IBM Answers Questions About Hyperledger Fabric Blockchain Performance and Scale
In a recent blog post, IBM aims at answering the questions and doubts that several individuals in the cryptocurrency market had about the Linux Foundation’s Hyperledger Fabric performance and scale. According to the company, there has been a lot of confusion and FUD related to this issue.
According to IBM Hyperledger Fabric does not have problems with scaling. However, it might not offer the results expected for specific applications. Thus, the company explains that the results will have an impact depending on the kind of use that firms give to it.
Christopher Ferris, IBM Distinguished Engineer, and CTO Open Technology in the IBM Digital Business Group, started to write a series of articles to provide best practices guidance and the latest information related to the Hyperledger Fabric.
He starts the post by explaining that when considering the performance of any blockchain framework there are several factors that can affect the framework itself. The first thing that Ferris mentions is that there is an application client. The programming language in which this client was written will have an impact on the choice of Hyperledger Fabric software developer kit (SDK). Furthermore, the client itself can have some issues since there is no software defect-free, according to Ferris.
The second thing that he shares is that there is the Hyperledger Fabric peer (endorser/committer) and choice of ledger database. The two ledger databases are LevelDB and CouchDB.
Finally, he says that there is a physical and/or virtual infrastructure that all of the services run on that can severely affect performance.
Users and individuals have been asking several questions regarding what can have an effect on the performance of the Hyperledger Fabric. Some of the things asked by users were the number of endorsing peers, the number of endorsements, the number of organizations, the complexity of chaincode, the size of transactions, the memory allocation, the network speed and many others.
Although Ferris will not be trying to address all these questions in just an article, he will be trying to provide some answers to these and other questions.

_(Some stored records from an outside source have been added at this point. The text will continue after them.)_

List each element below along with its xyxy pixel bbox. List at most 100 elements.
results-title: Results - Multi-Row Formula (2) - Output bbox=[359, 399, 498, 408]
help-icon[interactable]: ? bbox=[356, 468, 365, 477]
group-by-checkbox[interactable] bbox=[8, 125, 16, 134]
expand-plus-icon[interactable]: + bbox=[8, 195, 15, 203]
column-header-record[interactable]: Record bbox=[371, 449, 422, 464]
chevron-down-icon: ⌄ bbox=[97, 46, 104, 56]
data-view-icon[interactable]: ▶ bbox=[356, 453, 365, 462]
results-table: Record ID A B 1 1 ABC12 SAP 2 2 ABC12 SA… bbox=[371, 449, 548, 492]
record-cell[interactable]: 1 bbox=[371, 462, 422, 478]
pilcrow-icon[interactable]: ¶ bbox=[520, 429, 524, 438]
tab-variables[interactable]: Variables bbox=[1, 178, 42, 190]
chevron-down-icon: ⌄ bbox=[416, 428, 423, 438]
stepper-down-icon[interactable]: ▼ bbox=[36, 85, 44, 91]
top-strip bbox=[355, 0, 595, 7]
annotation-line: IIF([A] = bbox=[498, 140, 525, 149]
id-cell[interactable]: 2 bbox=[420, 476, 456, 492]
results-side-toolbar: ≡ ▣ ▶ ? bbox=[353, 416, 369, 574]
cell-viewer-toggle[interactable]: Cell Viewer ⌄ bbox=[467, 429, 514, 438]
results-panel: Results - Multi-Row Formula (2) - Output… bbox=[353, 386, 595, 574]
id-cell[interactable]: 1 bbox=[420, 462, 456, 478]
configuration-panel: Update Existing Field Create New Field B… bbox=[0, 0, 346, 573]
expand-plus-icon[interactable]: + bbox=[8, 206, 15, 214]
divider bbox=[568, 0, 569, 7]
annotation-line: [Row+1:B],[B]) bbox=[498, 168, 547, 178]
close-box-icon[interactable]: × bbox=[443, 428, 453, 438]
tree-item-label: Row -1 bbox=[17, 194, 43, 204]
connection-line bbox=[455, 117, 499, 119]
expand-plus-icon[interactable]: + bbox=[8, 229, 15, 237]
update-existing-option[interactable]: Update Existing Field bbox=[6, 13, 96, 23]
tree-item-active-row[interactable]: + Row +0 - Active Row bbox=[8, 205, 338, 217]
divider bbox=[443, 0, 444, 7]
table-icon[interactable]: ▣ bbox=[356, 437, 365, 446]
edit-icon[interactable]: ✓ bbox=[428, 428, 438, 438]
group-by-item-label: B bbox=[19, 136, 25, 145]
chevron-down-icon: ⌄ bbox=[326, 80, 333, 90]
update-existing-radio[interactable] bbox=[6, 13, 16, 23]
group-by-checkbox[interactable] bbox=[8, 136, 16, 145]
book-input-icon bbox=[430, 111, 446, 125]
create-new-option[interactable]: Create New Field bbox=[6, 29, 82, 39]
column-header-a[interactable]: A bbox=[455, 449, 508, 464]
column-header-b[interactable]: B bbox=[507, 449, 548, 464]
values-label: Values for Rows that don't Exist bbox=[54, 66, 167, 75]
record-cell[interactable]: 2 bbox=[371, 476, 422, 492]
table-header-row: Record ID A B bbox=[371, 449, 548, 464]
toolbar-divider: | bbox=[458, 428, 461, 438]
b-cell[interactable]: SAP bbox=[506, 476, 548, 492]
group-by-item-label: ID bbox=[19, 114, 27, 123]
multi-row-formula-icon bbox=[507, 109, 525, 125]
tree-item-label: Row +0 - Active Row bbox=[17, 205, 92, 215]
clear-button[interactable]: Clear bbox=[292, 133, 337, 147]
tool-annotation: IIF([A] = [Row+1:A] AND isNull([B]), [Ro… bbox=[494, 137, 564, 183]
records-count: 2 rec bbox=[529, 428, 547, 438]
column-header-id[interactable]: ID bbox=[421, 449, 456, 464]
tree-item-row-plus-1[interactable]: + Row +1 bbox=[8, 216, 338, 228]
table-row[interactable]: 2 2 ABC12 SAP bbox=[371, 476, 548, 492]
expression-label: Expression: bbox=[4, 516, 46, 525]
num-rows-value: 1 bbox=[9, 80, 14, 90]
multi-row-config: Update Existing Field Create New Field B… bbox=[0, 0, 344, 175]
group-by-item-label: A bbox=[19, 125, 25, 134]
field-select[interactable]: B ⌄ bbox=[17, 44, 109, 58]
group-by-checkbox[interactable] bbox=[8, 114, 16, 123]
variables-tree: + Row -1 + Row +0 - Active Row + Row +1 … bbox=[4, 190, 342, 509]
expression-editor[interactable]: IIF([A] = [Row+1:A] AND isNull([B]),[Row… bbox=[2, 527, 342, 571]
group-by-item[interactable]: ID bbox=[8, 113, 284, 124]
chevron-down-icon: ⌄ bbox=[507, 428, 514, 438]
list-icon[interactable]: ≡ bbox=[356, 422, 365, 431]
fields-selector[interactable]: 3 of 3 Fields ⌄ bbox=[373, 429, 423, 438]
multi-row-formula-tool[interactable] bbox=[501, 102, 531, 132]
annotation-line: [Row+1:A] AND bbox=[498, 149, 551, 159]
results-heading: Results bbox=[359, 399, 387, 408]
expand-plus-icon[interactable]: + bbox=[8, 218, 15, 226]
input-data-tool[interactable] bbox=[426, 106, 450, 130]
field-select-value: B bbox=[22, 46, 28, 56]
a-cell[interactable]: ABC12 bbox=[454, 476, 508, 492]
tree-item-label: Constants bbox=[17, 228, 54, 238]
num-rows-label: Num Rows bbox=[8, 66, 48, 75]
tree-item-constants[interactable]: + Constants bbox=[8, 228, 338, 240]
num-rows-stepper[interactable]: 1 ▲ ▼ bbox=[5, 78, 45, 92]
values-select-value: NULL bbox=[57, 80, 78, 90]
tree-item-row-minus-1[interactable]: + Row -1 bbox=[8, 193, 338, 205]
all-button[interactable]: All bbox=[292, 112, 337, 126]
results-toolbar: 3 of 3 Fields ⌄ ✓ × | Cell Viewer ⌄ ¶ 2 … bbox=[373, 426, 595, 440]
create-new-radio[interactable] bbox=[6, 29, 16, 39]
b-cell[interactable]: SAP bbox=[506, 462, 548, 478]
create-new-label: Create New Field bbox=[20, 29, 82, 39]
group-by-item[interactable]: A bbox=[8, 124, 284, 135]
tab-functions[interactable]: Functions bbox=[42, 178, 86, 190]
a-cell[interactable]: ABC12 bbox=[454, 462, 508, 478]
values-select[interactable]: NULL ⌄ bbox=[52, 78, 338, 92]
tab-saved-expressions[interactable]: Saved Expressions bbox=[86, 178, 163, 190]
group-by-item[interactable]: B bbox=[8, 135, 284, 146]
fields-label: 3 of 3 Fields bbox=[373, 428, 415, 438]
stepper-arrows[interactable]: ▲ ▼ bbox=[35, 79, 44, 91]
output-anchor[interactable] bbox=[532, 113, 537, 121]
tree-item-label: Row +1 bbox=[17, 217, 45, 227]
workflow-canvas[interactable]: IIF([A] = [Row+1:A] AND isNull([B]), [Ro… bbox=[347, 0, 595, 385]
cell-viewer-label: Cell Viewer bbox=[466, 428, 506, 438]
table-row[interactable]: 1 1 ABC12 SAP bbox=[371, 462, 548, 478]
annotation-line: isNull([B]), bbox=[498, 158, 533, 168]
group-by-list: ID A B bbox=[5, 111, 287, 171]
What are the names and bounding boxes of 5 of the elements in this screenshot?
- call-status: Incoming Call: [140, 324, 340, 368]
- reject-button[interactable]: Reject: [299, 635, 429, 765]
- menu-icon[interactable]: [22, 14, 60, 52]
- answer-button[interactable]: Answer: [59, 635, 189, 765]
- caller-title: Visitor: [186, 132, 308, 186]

The first question that he will answer is ‘Does the number of endorsers effect performance?.’ About it, he says that yes, it will affect the performance depending on the network composition.
In order to provide a full answer, Ferris gives a very interesting example with some assumptions.
“Say you have a network that has two organizations with two peers each for resilience. These peers are each joined to a channel comprised of the two organizations. […] Let’s say that the endorsement policy requires a single endorsement from either organization. Let’s further start with only one of each organization’s peers configured as an endorser.”
He went on saying that the transaction load generator will be randomly selecting one of these endorsers for each transaction proposal. Ferris says that for this experiment, the network will be running Hyperledger Fabric 1.3.0 in a single Kuebrnetes cluster running on the IB Container Service.
The results were the following:
Ferris shows that it is possible to scale throughput by load balancing endorsement across a pool of endorsers.
He noted that there will be a moment in which transaction latency becomes untenable due to the fact that peers become saturated and consume all the CPU available. According to Ferris, it is possible to scale beyond the number of TPS shown in the results, if they decide to tolerate more latency.
He has also talked about another myth that spread that says that Hyperledger Fabric limits the number of peer nodes in a network. He says that this is very far from being the truth.
In the future, Christopher Ferris will be addressing several other issues, some of those were mentioned in the article. This would help interested parties to understand how Hyperledger Fabric works and how it scales properly in case it is needed.